Even though the benefits of server virtualization far outweigh the drawbacks, it's always a good idea to know the facts and be prepared. Our friends over at the ESG group put out a report on the impact of server virtualization on data protection that may be of value. If you have a Gartner account, check out its report called, "Best Practices for Addressing the Broken State of Backup," which may also be of use.

My own CEO, Jim McNiel, summarizes the impact of server virtualization on data protection as follows:

"Virtualization breaks backup for two main reasons. First, we are consolidating a lot of compute and storage power into a smaller number of servers, which stresses the available I/O. Second, virtualization introduces a new data format that challenges legacy backup solutions and at the same time presents a whole new world of data recovery opportunities."

The good news is that as the virtualization paradigm matures, new offerings are becoming available that  alleviate some of the drawbacks of virtualization and the impact of data protection on virtual server plants.

For example, VMware's own site recovery manager (SRM) improves the ability to protect and recover virtual servers during an outage that effects the entire data center. Continuous data protection solutions and snapshot technologies are now adding intelligence to integrate with virtual environments in order to take the bulk copy process out of backup and recovery for virtual servers.  Additionally, a new and exciting area of development called services-oriented data protection (SODP) together with virtualized storage is enabling organizations to tie together the benefits of virtualization on both server and storage environments to reap real cost benefits.

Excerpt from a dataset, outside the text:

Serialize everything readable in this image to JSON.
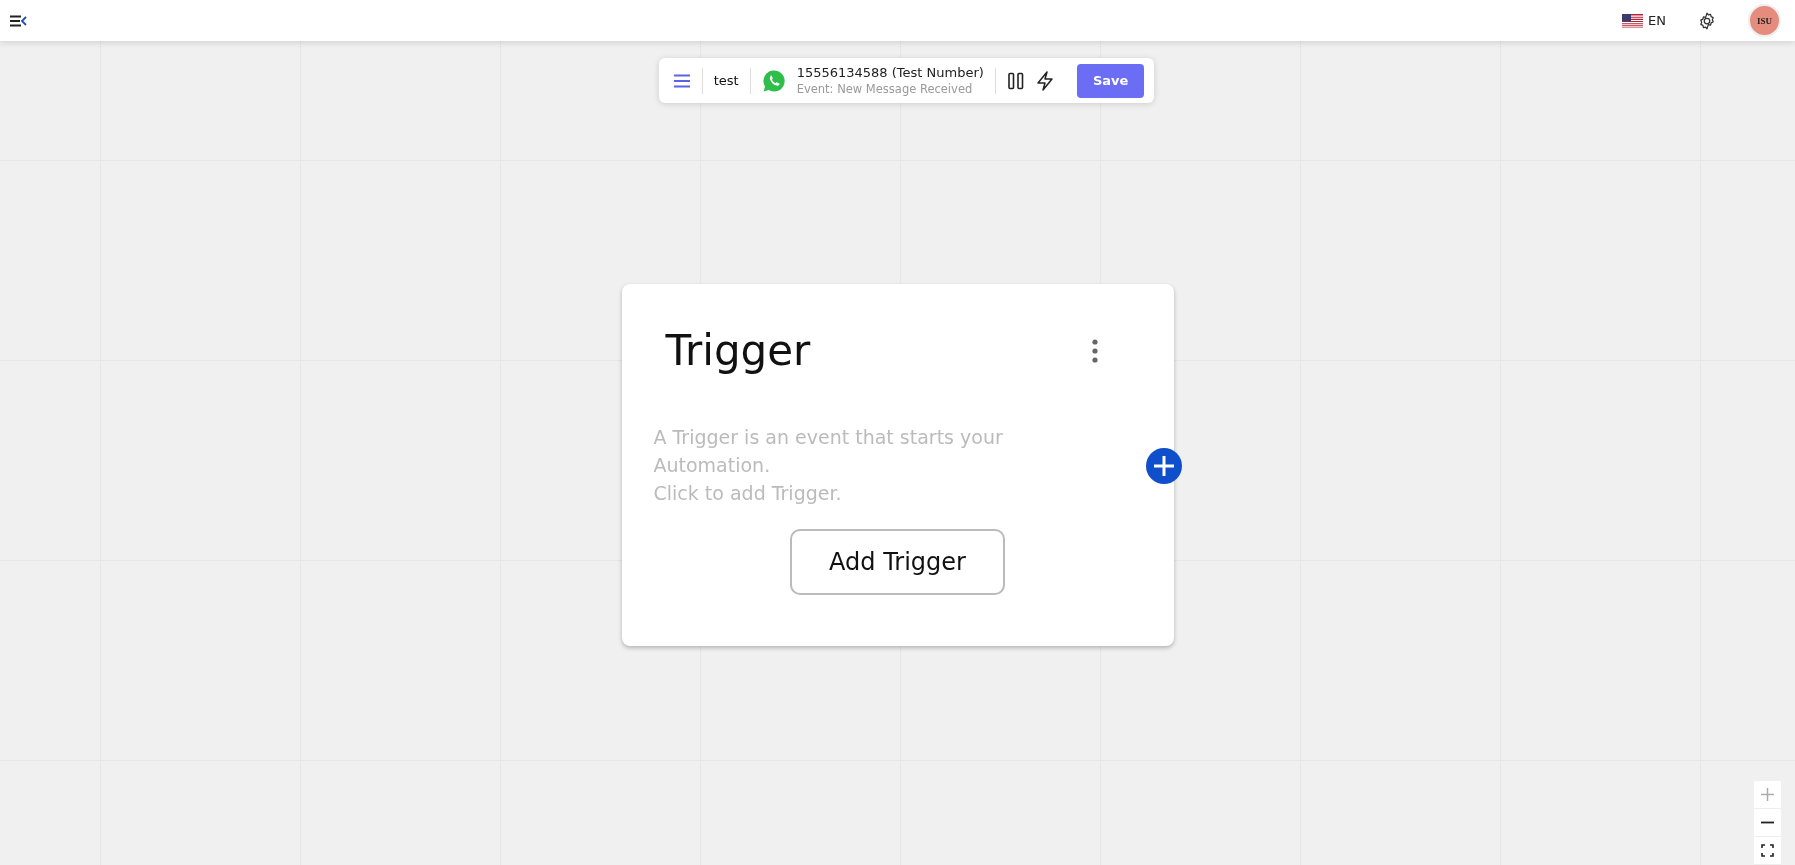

Our buddies at Wikibon have an article by Dave Vellante on the subject called, "Service-oriented storage: An idea whose time has come," which is similar in concept to the data services engine blogs I have been writing.

In the end, the power of virtualization is making a huge impact on IT. Server and storage virtualization together enable the IT organization to spin up services as needed, failover seamlessly to fully functional replica servers or sites (running a complete, fully functional service) in the event of a fault, and even replicate the entire data center to a completely virtualized DR site in the cloud. When data protection just becomes an automatic service built into the solution, the story gets even better.

Christopher Poelker is the author of Storage Area Networks for Dummies, and he is currently the vice president of enterprise solutions at FalconStor Software.